The arrival of Makerbot
2009: Following the expiration of a key patent on FDM technology, Makerbot launches and helps bring 3D printing technology into the mainstream.
Building on the success of the RepRap dream, Makerbot makes open-source D.I.Y. kits for people who want to build their own 3D printers or 3D printed products. It has since sold over 100,000 such kits.
The company also creates online file library Thingiverse, allowing users to submit and download 3D printable files. Thingiverse becomes the largest online 3D printing community and file repository. Makerbot is acquired by the company Stratasys in 2013 for around $400 million.
3D printing cars and planes
2011: Anyone thinking that 3D printing is only about creating small objects gets a wakeup call when engineers at the U.K.’s University of Southampton design and 3D print the world’s first unmanned 3D-printed aircraft. The total cost comes in at under $7,000.
Not to be outdone, Kor Ecologic shows off Urbee, a prototype car with a 3D printed body at the TEDxWinnipeg conference in Canada.
Obama loves 3D printing
2013: You know that a technology has become mainstream when the President of the United States mentions it!
In his 2013 State of the Union address, Obama praises 3D printing as having, “the potential to revolutionize the way we make almost everything.” The same year, The Big Bang Theory features an episode involving additive manufacturing. 3D printing is no longer exclusively about early adopters.
Standardized bio-inks
2015: Swedish company Cellink puts the first standardized commercial bio-ink on sale. Made from a seaweed-derived material called nanocellulose alginate, the bio-ink can be used for printing tissue cartilage.

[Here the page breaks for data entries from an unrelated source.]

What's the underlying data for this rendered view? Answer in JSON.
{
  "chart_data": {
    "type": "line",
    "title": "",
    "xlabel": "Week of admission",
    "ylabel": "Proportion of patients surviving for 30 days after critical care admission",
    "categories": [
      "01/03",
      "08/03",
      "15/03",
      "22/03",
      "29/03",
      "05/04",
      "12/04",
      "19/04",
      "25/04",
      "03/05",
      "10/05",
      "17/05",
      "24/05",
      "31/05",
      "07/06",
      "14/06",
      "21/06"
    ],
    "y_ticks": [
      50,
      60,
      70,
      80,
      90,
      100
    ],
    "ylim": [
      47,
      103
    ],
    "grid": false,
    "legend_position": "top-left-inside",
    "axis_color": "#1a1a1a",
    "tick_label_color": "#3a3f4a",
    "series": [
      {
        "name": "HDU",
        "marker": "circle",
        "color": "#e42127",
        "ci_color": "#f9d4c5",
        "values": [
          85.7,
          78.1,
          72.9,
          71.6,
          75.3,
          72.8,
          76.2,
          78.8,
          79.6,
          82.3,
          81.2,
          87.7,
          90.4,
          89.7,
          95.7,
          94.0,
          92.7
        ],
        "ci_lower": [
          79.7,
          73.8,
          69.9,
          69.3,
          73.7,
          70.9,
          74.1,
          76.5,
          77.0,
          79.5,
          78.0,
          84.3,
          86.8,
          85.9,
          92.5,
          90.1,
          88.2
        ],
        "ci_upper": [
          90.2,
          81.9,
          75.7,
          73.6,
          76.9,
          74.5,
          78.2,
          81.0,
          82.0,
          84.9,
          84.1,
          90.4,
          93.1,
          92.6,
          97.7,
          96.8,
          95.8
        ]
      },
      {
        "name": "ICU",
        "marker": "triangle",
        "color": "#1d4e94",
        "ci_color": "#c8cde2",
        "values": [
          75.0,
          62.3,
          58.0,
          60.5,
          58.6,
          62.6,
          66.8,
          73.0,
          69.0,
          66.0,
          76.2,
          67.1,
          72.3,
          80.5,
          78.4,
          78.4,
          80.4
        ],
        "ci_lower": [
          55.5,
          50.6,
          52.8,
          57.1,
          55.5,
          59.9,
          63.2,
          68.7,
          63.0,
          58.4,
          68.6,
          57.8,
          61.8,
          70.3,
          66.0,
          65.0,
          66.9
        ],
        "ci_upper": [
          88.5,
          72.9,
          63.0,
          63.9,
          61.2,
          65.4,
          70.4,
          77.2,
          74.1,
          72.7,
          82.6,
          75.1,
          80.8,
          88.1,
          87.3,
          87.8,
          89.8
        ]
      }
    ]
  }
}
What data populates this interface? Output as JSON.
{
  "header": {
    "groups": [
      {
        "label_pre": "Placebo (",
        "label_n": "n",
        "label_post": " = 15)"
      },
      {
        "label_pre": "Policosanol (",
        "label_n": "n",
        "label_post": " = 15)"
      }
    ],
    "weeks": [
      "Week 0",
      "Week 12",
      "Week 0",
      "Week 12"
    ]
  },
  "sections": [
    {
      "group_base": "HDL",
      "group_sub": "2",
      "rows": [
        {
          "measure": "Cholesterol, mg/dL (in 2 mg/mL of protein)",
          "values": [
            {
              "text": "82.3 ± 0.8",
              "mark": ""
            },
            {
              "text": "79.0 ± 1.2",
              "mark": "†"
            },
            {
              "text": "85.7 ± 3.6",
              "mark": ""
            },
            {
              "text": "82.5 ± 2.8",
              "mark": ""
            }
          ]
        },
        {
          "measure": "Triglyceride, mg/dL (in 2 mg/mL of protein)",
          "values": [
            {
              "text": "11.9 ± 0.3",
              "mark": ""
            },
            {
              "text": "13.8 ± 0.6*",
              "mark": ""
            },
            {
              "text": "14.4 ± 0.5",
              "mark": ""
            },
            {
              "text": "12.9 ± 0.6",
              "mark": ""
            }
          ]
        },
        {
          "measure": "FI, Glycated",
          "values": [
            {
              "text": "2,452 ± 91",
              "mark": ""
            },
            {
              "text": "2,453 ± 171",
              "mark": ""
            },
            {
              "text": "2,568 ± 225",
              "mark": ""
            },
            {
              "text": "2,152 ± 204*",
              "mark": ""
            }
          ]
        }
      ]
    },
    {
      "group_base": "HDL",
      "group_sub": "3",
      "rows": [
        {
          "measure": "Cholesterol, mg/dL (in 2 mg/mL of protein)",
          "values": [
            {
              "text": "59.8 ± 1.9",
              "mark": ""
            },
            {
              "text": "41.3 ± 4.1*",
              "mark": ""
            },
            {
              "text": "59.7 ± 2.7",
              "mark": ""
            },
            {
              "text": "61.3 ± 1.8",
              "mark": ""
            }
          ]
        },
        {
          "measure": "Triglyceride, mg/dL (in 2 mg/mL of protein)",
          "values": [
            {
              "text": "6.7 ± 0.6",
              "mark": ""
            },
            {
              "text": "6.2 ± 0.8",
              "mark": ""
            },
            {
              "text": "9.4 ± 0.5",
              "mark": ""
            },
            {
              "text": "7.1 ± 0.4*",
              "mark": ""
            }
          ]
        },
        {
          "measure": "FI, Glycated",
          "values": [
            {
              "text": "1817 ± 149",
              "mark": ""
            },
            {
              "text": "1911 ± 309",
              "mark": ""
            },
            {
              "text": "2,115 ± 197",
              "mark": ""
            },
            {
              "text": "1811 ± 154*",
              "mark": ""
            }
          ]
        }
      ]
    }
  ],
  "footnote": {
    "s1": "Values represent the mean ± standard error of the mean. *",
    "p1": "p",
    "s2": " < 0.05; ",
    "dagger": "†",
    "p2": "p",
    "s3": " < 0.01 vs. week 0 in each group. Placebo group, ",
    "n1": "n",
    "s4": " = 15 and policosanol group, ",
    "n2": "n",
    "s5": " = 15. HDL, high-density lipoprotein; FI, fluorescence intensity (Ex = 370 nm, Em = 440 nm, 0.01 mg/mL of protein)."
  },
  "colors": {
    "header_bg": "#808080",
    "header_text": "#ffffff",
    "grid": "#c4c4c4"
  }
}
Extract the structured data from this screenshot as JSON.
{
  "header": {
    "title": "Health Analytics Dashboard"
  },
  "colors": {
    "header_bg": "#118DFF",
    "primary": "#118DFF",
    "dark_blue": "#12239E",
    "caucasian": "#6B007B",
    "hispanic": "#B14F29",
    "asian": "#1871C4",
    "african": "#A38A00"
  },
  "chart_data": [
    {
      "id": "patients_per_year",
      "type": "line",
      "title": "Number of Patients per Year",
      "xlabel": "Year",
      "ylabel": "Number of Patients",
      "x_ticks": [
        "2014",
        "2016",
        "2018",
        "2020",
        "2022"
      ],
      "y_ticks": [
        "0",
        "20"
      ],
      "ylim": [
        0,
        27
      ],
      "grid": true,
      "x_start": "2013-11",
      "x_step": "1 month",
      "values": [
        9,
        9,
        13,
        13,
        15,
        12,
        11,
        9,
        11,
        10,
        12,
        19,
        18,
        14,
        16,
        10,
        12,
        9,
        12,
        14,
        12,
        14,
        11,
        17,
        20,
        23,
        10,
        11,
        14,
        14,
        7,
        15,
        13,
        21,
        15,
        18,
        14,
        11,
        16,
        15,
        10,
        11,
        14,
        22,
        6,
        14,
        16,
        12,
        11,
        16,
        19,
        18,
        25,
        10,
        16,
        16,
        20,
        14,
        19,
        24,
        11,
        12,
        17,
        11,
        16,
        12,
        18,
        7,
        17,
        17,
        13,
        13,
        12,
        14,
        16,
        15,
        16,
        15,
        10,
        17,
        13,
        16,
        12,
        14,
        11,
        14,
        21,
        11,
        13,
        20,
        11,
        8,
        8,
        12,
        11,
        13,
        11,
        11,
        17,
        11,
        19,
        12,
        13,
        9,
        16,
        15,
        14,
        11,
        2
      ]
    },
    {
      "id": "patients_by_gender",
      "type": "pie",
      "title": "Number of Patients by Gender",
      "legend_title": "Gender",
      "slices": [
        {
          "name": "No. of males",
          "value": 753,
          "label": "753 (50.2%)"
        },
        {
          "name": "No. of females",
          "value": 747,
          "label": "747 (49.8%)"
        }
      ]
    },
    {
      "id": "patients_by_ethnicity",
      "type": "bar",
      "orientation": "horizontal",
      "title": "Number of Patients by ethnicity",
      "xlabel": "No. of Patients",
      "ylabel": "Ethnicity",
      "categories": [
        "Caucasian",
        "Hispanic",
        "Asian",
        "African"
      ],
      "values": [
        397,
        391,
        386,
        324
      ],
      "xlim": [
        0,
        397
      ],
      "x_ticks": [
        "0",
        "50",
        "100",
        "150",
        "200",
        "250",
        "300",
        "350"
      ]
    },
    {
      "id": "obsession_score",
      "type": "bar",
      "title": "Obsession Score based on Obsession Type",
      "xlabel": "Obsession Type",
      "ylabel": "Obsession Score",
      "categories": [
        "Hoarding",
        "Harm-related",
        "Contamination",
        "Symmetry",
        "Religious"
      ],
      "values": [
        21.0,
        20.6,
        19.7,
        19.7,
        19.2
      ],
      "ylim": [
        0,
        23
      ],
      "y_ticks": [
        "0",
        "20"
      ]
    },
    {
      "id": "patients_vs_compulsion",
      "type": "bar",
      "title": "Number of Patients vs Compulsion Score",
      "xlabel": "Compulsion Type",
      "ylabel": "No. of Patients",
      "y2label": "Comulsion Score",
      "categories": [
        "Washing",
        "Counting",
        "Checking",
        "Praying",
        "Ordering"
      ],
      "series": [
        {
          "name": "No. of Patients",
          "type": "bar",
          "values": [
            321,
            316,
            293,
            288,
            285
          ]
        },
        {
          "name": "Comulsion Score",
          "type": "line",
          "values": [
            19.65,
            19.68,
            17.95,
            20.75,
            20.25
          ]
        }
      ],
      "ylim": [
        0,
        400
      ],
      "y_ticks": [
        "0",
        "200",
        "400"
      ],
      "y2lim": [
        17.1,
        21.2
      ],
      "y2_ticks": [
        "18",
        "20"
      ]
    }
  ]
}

Cellink’s first product costs $99 for a cartridge. Later that year, it also markets the $4,999 INKREDIBLE 3D printer. Between the two products, 3D bioprinting suddenly becomes more affordable for a wide range of researchers around the world.
3D printing is everywhere
2018: Whether it’s 3D printed houses, the possibility of 3D printing in space, or breakthroughs involving prosthetics, 3D printing is reaching its biggest audience yet — with more printers available than ever. Long may it continue!